Postal Updates

No charges brought against DeJoy for political giving

Apr 8, 2022, 10 AM
United States Postmaster General Louis DeJoy

By Bill McAllister, Washington Correspondent

Postmaster General Louis DeJoy said April 1 that the United States Department of Justice has closed its criminal investigation into his political giving without bringing any charges.

“I’m pleased that this episode is over and I can continue to serve the American people as postmaster general of the United States,” DeJoy said in a brief statement.

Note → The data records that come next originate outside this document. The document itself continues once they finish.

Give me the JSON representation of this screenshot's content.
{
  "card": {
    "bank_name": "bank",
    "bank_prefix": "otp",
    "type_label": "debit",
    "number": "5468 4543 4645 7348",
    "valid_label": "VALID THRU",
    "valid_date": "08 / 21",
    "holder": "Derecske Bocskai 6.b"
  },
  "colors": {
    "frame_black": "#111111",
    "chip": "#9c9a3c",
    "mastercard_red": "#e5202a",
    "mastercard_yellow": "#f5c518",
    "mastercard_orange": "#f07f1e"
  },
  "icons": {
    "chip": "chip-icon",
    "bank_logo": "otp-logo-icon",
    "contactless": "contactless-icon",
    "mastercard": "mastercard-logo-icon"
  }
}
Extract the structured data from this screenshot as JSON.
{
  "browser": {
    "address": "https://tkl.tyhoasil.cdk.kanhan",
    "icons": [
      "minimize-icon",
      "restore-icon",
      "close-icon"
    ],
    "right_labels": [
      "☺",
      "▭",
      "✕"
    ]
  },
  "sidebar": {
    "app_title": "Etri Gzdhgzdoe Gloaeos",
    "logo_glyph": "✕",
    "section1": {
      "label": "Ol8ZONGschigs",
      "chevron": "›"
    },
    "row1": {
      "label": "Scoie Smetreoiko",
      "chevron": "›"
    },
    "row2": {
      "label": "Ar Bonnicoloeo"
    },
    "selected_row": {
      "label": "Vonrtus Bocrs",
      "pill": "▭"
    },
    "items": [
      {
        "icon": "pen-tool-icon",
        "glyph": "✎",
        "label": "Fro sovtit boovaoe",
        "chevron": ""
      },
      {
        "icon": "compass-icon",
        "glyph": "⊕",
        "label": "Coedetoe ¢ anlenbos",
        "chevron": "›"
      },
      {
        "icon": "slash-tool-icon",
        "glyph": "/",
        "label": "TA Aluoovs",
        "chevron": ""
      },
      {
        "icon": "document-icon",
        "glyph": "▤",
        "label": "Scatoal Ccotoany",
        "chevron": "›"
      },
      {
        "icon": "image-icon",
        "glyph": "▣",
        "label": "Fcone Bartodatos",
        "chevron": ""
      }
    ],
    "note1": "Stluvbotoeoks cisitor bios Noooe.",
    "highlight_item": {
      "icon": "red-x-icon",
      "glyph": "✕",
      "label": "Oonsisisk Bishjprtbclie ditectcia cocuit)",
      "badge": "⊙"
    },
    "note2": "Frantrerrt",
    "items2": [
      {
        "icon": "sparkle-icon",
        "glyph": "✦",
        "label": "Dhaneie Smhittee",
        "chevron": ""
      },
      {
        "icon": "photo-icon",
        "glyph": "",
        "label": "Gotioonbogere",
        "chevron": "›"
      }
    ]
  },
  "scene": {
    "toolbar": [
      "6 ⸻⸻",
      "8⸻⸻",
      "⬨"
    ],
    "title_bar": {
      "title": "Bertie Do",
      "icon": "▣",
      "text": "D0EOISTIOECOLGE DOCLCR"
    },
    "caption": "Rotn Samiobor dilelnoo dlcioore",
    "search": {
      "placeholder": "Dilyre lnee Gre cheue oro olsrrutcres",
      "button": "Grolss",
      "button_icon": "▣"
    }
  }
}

“As I said from the beginning and have maintained throughout this process, I was confident that after a thorough review the Justice Department would find all of my activities to be lawful,” said DeJoy, who has been a major Republican Party contributor. 

“I have always adhered to the law in my personal and professional life. So I was not surprised that the Justice Department — like the inspector general [Postal Service’s Office of Inspector General], the FEC [Federal Elections Commission] and the congressional committees — has closed its investigation,” he said.

The federal investigation, which DeJoy disclosed in June 2021, had clouded his tenure as the nation’s 75th postmaster general.

The 64-year-old Brooklyn-born former logistics executive was a well-known GOP financial donor when he was named in May 2020 by the Postal Service’s board of governors composed of appointees made by President Donald Trump.

Both The New York Times and the Washington Post reported in 2021 that employees at New Breed Logistics, a North Carolina company DeJoy ran, said they were pressured to make donations to political candidates he was supporting.

Some of the New Breed Logistics employees said they were rewarded with company bonuses after making the contributions. That would have been a violation of both North Carolina and federal election laws.

DeJoy had maintained from the outset that he had not violated any laws and was cooperating with federal officials.

The Associated Press, which first reported DeJoy’s April 1 statement, said the Justice Department would not comment on the status of its investigation.

The AP quoted a spokesman for DeJoy as saying DeJoy’s lawyer had received a letter from the department stating the criminal inquiry had concluded.

A North Carolina prosecutor who had been asked to examine DeJoy’s political giving did not file any charges against him.

Although DeJoy’s April 1 statement indicated an end to one of his most vexing problems, other problems emerged in the same week.

New members of the board of governors and a report by the Consumer Postal Council on mail deliveries could cause potential problems for the postmaster general.

Two new Biden administration appointees to the board of governors told senators March 31 that they would be willing to re-examine some of DeJoy’s more controversial actions as postmaster general.

During a hearing of the Senate’s Homeland Security and Governmental Affairs Committee, both Dan Tangherlini, a Democrat, and Derek Kan, a Republican, agreed to review DeJoy’s slowing of mail deliveries, his planned delivery truck purchases and his actions on a new postal law.

Biden’s press secretary has been critical of DeJoy as the administration has moved to replace five board members who backed DeJoy.

If the new appointments are confirmed, it would bring the number of Biden appointees on the board of governors to five.

Another issue that DeJoy will face is the slower mail service that he authorized.

Paul Steidler, a senior fellow at the Consumer Postal Council, issued a scathing report April 1 on DeJoy’s plan to slow mail deliveries.

The report accused the Postal Service of having “shredded credibility” with the postmaster general’s 2021 promise to deliver 95 percent of all first-class mail on time.

Steidler said the agency and DeJoy’s Delivering for America plan suggested mail deliveries would quickly return to the 95 percent level after falling shortly after he took office.

However, Steidler cited a March 15 filing with the Postal Regulatory Commission as saying the move to 95 percent would occur “over several years as infrastructure and network changes necessary to achieve this performance are implemented.”

That is at odds with what DeJoy and postal officials had been saying, Steidler said.